Online Extra: Dr. Irena Eris: Poland's Estée Lauder
Polish cosmetics and skin-care brand Dr. Irena Eris hardly has beauty written all over it. Its clinical-sounding name and no-fuss pastel and white jars evoke its communist-era origins, while its product lines, Pharmaceris, Forte, and Privi, lack the cachet of such global beauty giants as Christian Dior and Estée Lauder.
Yet this $21 million-a-year company, which employs 300 people, is holding its own against international competitors such as L'Oréal, Procter & Gamble (PG ), and Johnson & Johnson (JNJ ). The brand's creams and lotions lead the Polish skin-care market with a 17% share. It's gaining ground in 18 export markets, including the U.S., where sales rose 50% last year, to $300,000.
GOING ALL OUT.
Haven't heard of it? Not surprising. Unless you're Polish or frequent one of the exclusive salons that sell the products outside of Poland, Eris remains a brand for those in the know. But with Poland set to join the EU in a matter of days, its founder, Dr. Irena Eris, is going all out to ensure her eponymous brain-child will seduce a bigger, more mainstream clientele.
"We're already in advanced talks with a European department-store chain for shelf space," beams the stylish 50-year-old, a former pharmacist who started the company in 1983 with her businessman husband, Henryk Orfinger.
Recent legislative changes should help. In January, the Polish government slashed corporate taxes from 27% to 19%, and on May 1, excise duties on makeup and perfumes will drop from 20% to 10% (skin-care products have none). For Eris, this should translate into higher sales at home of its makeup line, Privi.
Entry into the EU will be the topper. No more will Orfinger and Eris have to juggle retail orders because of uncertain delivery dates for raw materials. "At the moment, I never know how long a shipment to us will take, even from France, Germany or Italy. Sometimes it's a day, sometimes one week, sometimes two," she sighs. With no more border requirements after May 1, Eris will also be able to ensure more reliable delivery times to her EU export partners.

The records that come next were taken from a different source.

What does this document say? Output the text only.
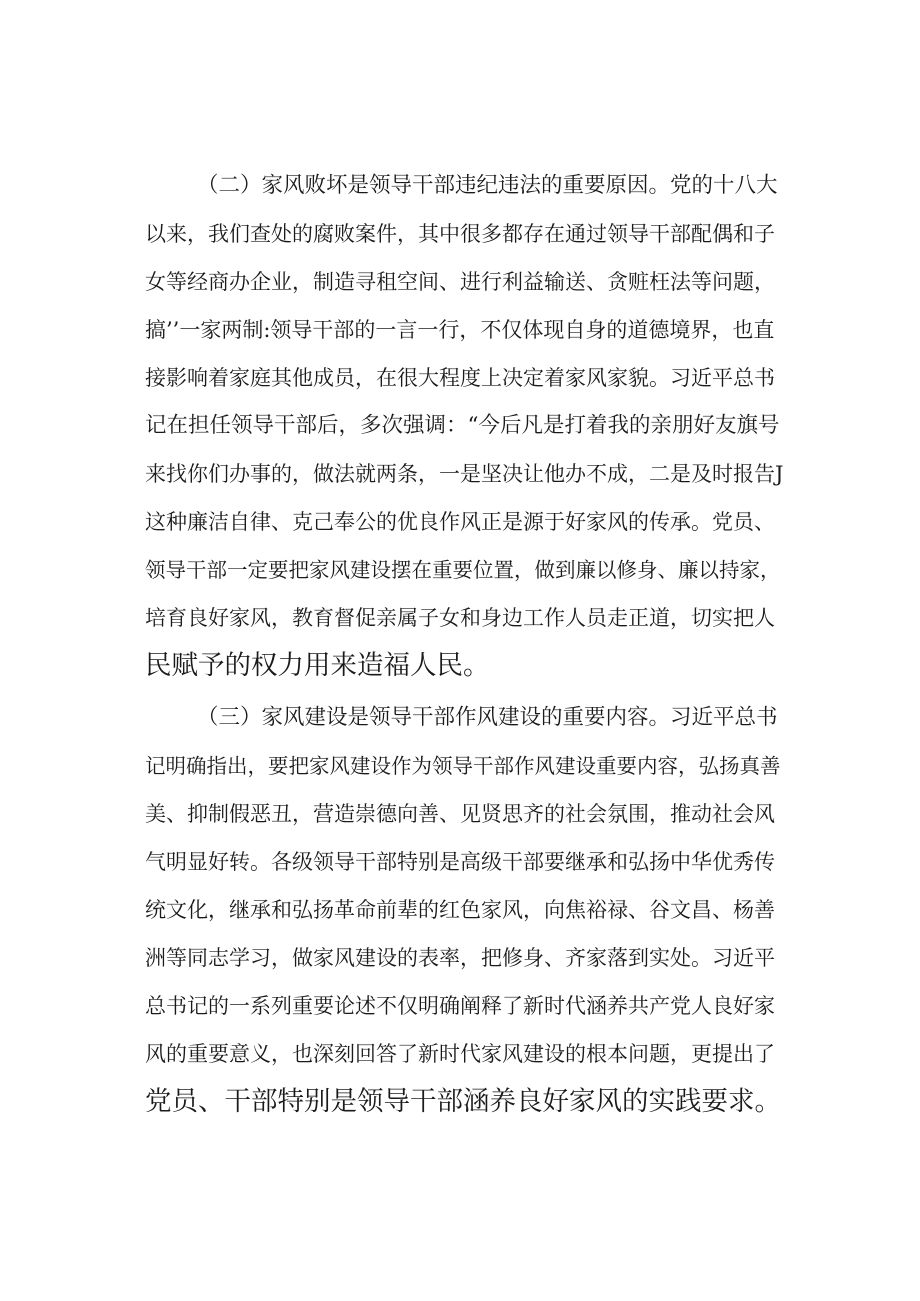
（二）家风败坏是领导干部违纪违法的重要原因。党的十八大
以来，我们查处的腐败案件，其中很多都存在通过领导干部配偶和子
女等经商办企业，制造寻租空间、进行利益输送、贪赃枉法等问题，
搞’’一家两制:领导干部的一言一行，不仅体现自身的道德境界，也直
接影响着家庭其他成员，在很大程度上决定着家风家貌。习近平总书
记在担任领导干部后，多次强调：“今后凡是打着我的亲朋好友旗号
来找你们办事的，做法就两条，一是坚决让他办不成，二是及时报告J
这种廉洁自律、克己奉公的优良作风正是源于好家风的传承。党员、
领导干部一定要把家风建设摆在重要位置，做到廉以修身、廉以持家，
培育良好家风，教育督促亲属子女和身边工作人员走正道，切实把人
民赋予的权力用来造福人民。
（三）家风建设是领导干部作风建设的重要内容。习近平总书
记明确指出，要把家风建设作为领导干部作风建设重要内容，弘扬真善
美、抑制假恶丑，营造崇德向善、见贤思齐的社会氛围，推动社会风
气明显好转。各级领导干部特别是高级干部要继承和弘扬中华优秀传
统文化，继承和弘扬革命前辈的红色家风，向焦裕禄、谷文昌、杨善
洲等同志学习，做家风建设的表率，把修身、齐家落到实处。习近平
总书记的一系列重要论述不仅明确阐释了新时代涵养共产党人良好家
风的重要意义，也深刻回答了新时代家风建设的根本问题，更提出了
党员、干部特别是领导干部涵养良好家风的实践要求。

The brand was born in communist Poland with just one skin cream. Eris and a single employee worked out of a 500-square-foot laboratory. Obtaining ingredients from foreign suppliers was a struggle. It took hours of arguing to persuade wholesalers to ship small amounts of raw materials to Poland. Given the reams of paperwork involved, the suppliers felt it wasn't worth their time, Eris says.
Within six years, the company had a workforce of 30. But Eris says it couldn't have grown much larger if the Berlin Wall hadn't fallen in 1989. "The end [of communism] came just at the right time for us," she says. "Before, I was persona non grata in Poland -- a capitalist who took money and work from other people. After '89, I was suddenly a great businesswoman who found jobs for other people and paid her taxes."
"LET'S HAVE LUNCH."
And by all accounts that role is set to continue. In a country where unemployment languishes at a crippling 20.5%, the company plans to open another five or six franchised Dr. Irena Eris beauty salons this year alone. By yearend, Eris hopes to have upped the number from 13 to 21 worldwide. Just last week, she traveled to Bogotá, Columbia, to crack open the champagne at her initial South American institute, where she bought the first pot of cream there for good luck.
Not that she appears to need it. Eris products are sold at about 1,000 beauty salons in the U.S., where they're attracting fans such as marketing executive Leslie Petrovski of Denver. "It combines the best of nature with the best of skin care -- perfect for Colorado's dry climate," says the 43-year-old, whose aesthetician recommended the brand. Petrovksi loves Eris Fortessimo Lifting and Moisturizing Day Cream, which sells for $40 for a 1.7-ounce jar -- a reasonable price compared to the $100 or more that folks fork over for such upscale competitors as Crème de la Mer.
Eris and Orfinger say they've been courted by some large European beauty and skin-care companies. "They call me and say, 'Let's have lunch,'" she chuckles. "And I reply, 'The day I decide to sell, I'll call you back -- for the moment, we would just be wasting our time.'"
Eris wants to make sure herself that her baby, which turns 21 in September, matures into adulthood under her steady, loving hand.